Contributions under this topic focus on the design and development of new lightweight alloys and alloy concepts with enhanced or tailored properties. These include strategies for alloying, functional surface and bulk modifications, and approaches to improving strength and ductility properties. Corrosion resistance, and damage tolerance, or advanced approaches to multifunctionality such as sensor integration for condition monitoring shall also be covered. Both experimental and integrated design approaches are welcome.

This topic addresses joining technologies, and design strategies for multi-material lightweight materials and structures. Relevant contributions include welding, brazing, adhesive bonding, mechanical and hybrid joining techniques, as well as properties, interface engineering and characterization of composites. Emphasis is placed on overcoming challenges related to dissimilar material combinations and ensuring structural integrity and durability.

This topic focuses on experimental methods for characterizing lightweight materials across length and time scales. Contributions may include advanced microstructural characterization, in-situ and operando techniques, mechanical and functional testing, and non-destructive examination. Studies that link characterization results to material performance and reliability are particularly encouraged.

This topic covers modeling, simulation, and data-driven approaches for understanding and designing lightweight materials and processes. Contributions may span from atomistic and mesoscale simulations to continuum modeling, integrated computational materials engineering (ICME), and use of artificial intelligence, in particular machine learning methods. Emphasis is placed on predictive tools that support alloy design, process optimization, and performance assessment.

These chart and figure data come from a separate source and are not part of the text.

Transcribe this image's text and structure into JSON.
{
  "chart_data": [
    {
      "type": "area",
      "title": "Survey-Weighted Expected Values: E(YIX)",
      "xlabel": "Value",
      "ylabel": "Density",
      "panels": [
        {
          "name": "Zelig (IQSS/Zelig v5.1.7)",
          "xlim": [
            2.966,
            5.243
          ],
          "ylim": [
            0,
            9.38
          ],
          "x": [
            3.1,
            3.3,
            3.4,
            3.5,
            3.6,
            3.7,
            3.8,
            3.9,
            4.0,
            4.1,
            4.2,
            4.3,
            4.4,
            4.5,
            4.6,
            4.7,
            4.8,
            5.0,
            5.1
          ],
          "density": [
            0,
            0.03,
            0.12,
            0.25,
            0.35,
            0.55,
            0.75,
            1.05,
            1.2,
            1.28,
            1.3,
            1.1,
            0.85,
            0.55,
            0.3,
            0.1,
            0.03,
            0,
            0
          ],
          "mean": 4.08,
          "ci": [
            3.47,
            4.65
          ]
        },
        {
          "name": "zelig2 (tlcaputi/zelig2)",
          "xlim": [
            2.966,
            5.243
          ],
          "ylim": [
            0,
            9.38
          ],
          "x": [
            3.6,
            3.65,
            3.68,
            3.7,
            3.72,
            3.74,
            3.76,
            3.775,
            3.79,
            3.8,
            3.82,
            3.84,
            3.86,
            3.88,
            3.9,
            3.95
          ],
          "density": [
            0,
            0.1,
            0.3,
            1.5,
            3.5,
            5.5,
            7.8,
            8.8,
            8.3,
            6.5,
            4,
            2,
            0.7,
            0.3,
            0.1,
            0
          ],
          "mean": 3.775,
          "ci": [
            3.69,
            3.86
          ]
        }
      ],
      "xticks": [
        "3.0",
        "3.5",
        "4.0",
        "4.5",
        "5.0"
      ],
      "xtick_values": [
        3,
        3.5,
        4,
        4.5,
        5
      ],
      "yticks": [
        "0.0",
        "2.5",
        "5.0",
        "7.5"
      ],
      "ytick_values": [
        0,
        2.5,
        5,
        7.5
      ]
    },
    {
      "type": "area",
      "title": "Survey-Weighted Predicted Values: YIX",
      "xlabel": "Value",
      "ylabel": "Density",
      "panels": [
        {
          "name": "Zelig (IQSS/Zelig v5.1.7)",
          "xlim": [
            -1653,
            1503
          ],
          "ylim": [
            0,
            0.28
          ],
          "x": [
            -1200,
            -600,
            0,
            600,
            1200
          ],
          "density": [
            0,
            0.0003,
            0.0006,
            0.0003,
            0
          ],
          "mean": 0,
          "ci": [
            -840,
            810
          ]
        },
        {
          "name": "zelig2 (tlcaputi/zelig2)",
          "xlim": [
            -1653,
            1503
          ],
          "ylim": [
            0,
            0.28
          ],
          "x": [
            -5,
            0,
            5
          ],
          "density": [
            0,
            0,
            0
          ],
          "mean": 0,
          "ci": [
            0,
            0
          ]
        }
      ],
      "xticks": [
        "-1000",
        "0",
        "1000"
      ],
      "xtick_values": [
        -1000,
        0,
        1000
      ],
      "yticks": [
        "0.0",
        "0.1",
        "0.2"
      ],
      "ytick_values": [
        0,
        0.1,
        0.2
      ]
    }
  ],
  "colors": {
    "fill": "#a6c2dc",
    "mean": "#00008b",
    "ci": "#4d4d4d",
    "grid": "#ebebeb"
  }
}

This special topic focuses on engineering materials and processes that enable sustainable, resource- and value-efficient manufacturing of lightweight metals while retaining or enhancing performance across various life cycles. Contributions may address circularity concepts considering all R-strategies from Reuse over Repair and Remanufacturing to Recycling, resilient processing routes, low-carbon and energy-efficient manufacturing, material flow analysis (MFA) and life cycle assessment (LCA). Studies bridging fundamental materials research and engineering with industrial or social implementation and sustainability goals are particularly welcome.